Organizations can achieve compliance through the prompt identification of issues in target or acquired companies by conducting pre- and/or post-acquisition transactional and investigative due diligence. Deputy Attorney General Lisa Monaco stated in October 2023, “We are placing an enhanced premium on timely compliance-related due diligence and integration” and that compliance-related due diligence should have “a prominent seat at the table if an acquiring company wishes to effectively de-risk a transaction.”[1] The Safe Harbor Policy outlines the requirements for companies to disclose misconduct identified at an acquired company within six months from the transaction closing and remediate any identified violations or misconduct within a year to qualify for a declination, [2] with certain exceptions.[3] Recently, Lifecore Biomedical avoided a charge by the DOJ relating to bribes allegedly paid to Mexican government officials by a then newly acquired subsidiary. By cooperating with authorities and reporting the misconduct within hours after confirming that wrongdoing had occurred, they avoided charges from the DOJ.[4]

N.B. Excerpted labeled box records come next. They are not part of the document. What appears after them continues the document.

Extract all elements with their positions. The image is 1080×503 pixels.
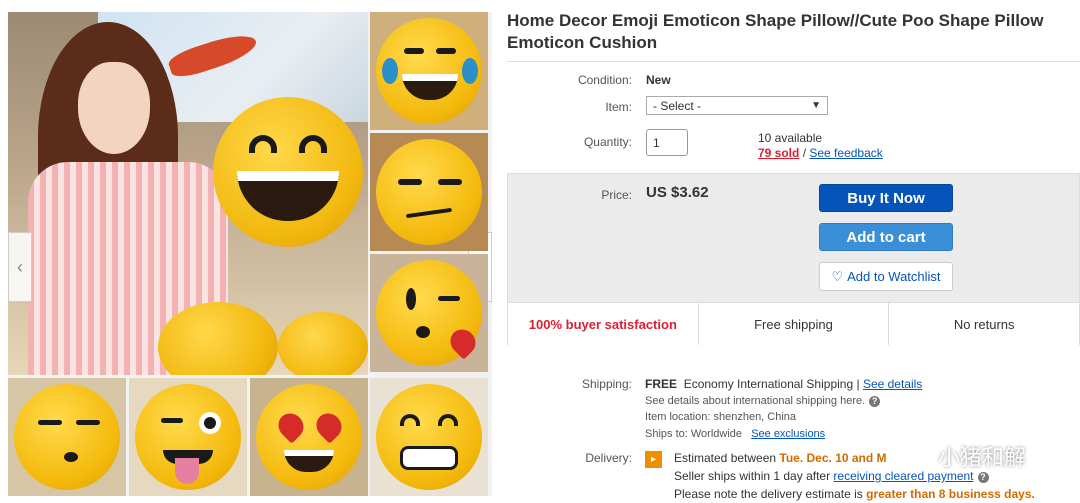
see-feedback-link[interactable]: See feedback	[809, 146, 882, 160]
delivery-flag-icon: ▸	[645, 451, 662, 468]
watermark: 小猪和解	[900, 440, 1026, 472]
sold-separator: /	[799, 146, 810, 160]
condition-value: New	[646, 73, 671, 87]
wechat-logo-icon	[900, 444, 930, 468]
price-value: US $3.62	[646, 184, 709, 201]
add-to-cart-button[interactable]: Add to cart	[819, 223, 953, 251]
item-select[interactable]: - Select - ▼	[646, 96, 828, 115]
chevron-left-icon: ‹	[17, 256, 23, 277]
add-to-watchlist-button[interactable]: ♡ Add to Watchlist	[819, 262, 953, 291]
pillow-mouth	[237, 171, 339, 221]
buy-it-now-button[interactable]: Buy It Now	[819, 184, 953, 212]
intl-note-text: See details about international shipping…	[645, 395, 866, 407]
delivery-estimate: Estimated between Tue. Dec. 10 and M	[674, 451, 887, 465]
sold-count-link[interactable]: 79 sold	[758, 146, 799, 160]
intl-shipping-note: See details about international shipping…	[645, 395, 881, 407]
ships-to: Ships to: Worldwide See exclusions	[645, 428, 825, 440]
shipping-line: FREE Economy International Shipping | Se…	[645, 377, 923, 391]
main-product-image[interactable]	[8, 12, 368, 375]
thumbnail-kiss[interactable]	[8, 378, 126, 496]
available-count: 10 available	[758, 131, 823, 145]
item-select-value: - Select -	[653, 98, 702, 113]
thumbnail-grimace[interactable]	[370, 378, 488, 496]
thumbnail-smirk[interactable]	[370, 133, 488, 251]
emoji-pillow-grin	[213, 97, 363, 247]
price-label: Price:	[601, 188, 632, 202]
shipping-label: Shipping:	[581, 377, 632, 391]
thumbnail-kiss-wink[interactable]	[370, 254, 488, 372]
heart-outline-icon: ♡	[831, 268, 844, 284]
badge-free-shipping: Free shipping	[698, 302, 890, 345]
badge-no-returns: No returns	[889, 302, 1080, 345]
shipping-method: Economy International Shipping	[683, 377, 854, 391]
thumbnail-tongue-wink[interactable]	[129, 378, 247, 496]
see-exclusions-link[interactable]: See exclusions	[751, 428, 825, 440]
shipping-details-link[interactable]: See details	[863, 377, 922, 391]
delivery-label: Delivery:	[585, 451, 632, 465]
delivery-note-emphasis: greater than 8 business days.	[866, 487, 1035, 501]
delivery-dates: Tue. Dec. 10 and M	[779, 451, 887, 465]
delivery-note: Please note the delivery estimate is gre…	[674, 487, 1035, 501]
pillow-eye	[299, 135, 327, 153]
ships-to-text: Ships to: Worldwide	[645, 428, 743, 440]
gallery-prev-button[interactable]: ‹	[8, 232, 32, 302]
dropdown-arrow-icon: ▼	[811, 100, 821, 111]
question-circle-icon[interactable]: ?	[977, 472, 989, 483]
delivery-note-text: Please note the delivery estimate is	[674, 487, 867, 501]
thumbnail-heart-eyes[interactable]	[250, 378, 368, 496]
pillow-eye	[249, 135, 277, 153]
item-label: Item:	[605, 100, 632, 114]
title-divider	[507, 61, 1080, 62]
seller-ships-text: Seller ships within 1 day after	[674, 469, 834, 483]
quantity-input[interactable]: 1	[646, 129, 688, 156]
image-gallery: ‹ ›	[8, 12, 492, 496]
buy-box: Price: US $3.62 Buy It Now Add to cart ♡…	[507, 173, 1080, 345]
watermark-text: 小猪和解	[938, 445, 1027, 470]
watchlist-label: Add to Watchlist	[847, 269, 941, 284]
model-face	[78, 62, 150, 154]
badge-buyer-satisfaction: 100% buyer satisfaction	[508, 302, 699, 345]
trust-badges: 100% buyer satisfaction Free shipping No…	[508, 302, 1080, 345]
quantity-label: Quantity:	[583, 135, 632, 149]
question-circle-icon[interactable]: ?	[869, 396, 881, 407]
thumbnail-tears-of-joy[interactable]	[370, 12, 488, 130]
sold-info: 79 sold / See feedback	[758, 146, 883, 160]
item-location: Item location: shenzhen, China	[645, 411, 797, 423]
estimated-label: Estimated between	[674, 451, 780, 465]
listing-title: Home Decor Emoji Emoticon Shape Pillow//…	[507, 11, 1044, 52]
condition-label: Condition:	[577, 73, 632, 87]
emoji-pillow-lower-right	[278, 312, 368, 375]
shipping-free: FREE	[645, 377, 678, 391]
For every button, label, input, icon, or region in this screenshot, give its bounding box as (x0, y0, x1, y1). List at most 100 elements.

With the passage of the Safe Harbor Policy, the DOJ intends to incentivize and reward companies who timely detect and mitigate risks potentially inherent in M&A transactions, particularly those with an international component, including fraud, bribery and corruption. Central to the detection and remediation of such risks or violations lies the critical process of conducting due diligence. Transactional due diligence provides a financial assessment and insight into financial, fraud, or corruption risks, while investigative due diligence can help reveal, in part, any lurking reputational or outstanding legal risks for acquiring organizations. This process aids in informed decision making and, if necessary, voluntary self-disclosure of misconduct in the newly acquired company. Both transactional and investigative due diligence are not new concepts; however, the technology and use of data analytics in which to carry out these processes is continuously evolving to enhance, as well as expedite, the due diligence and integration processes.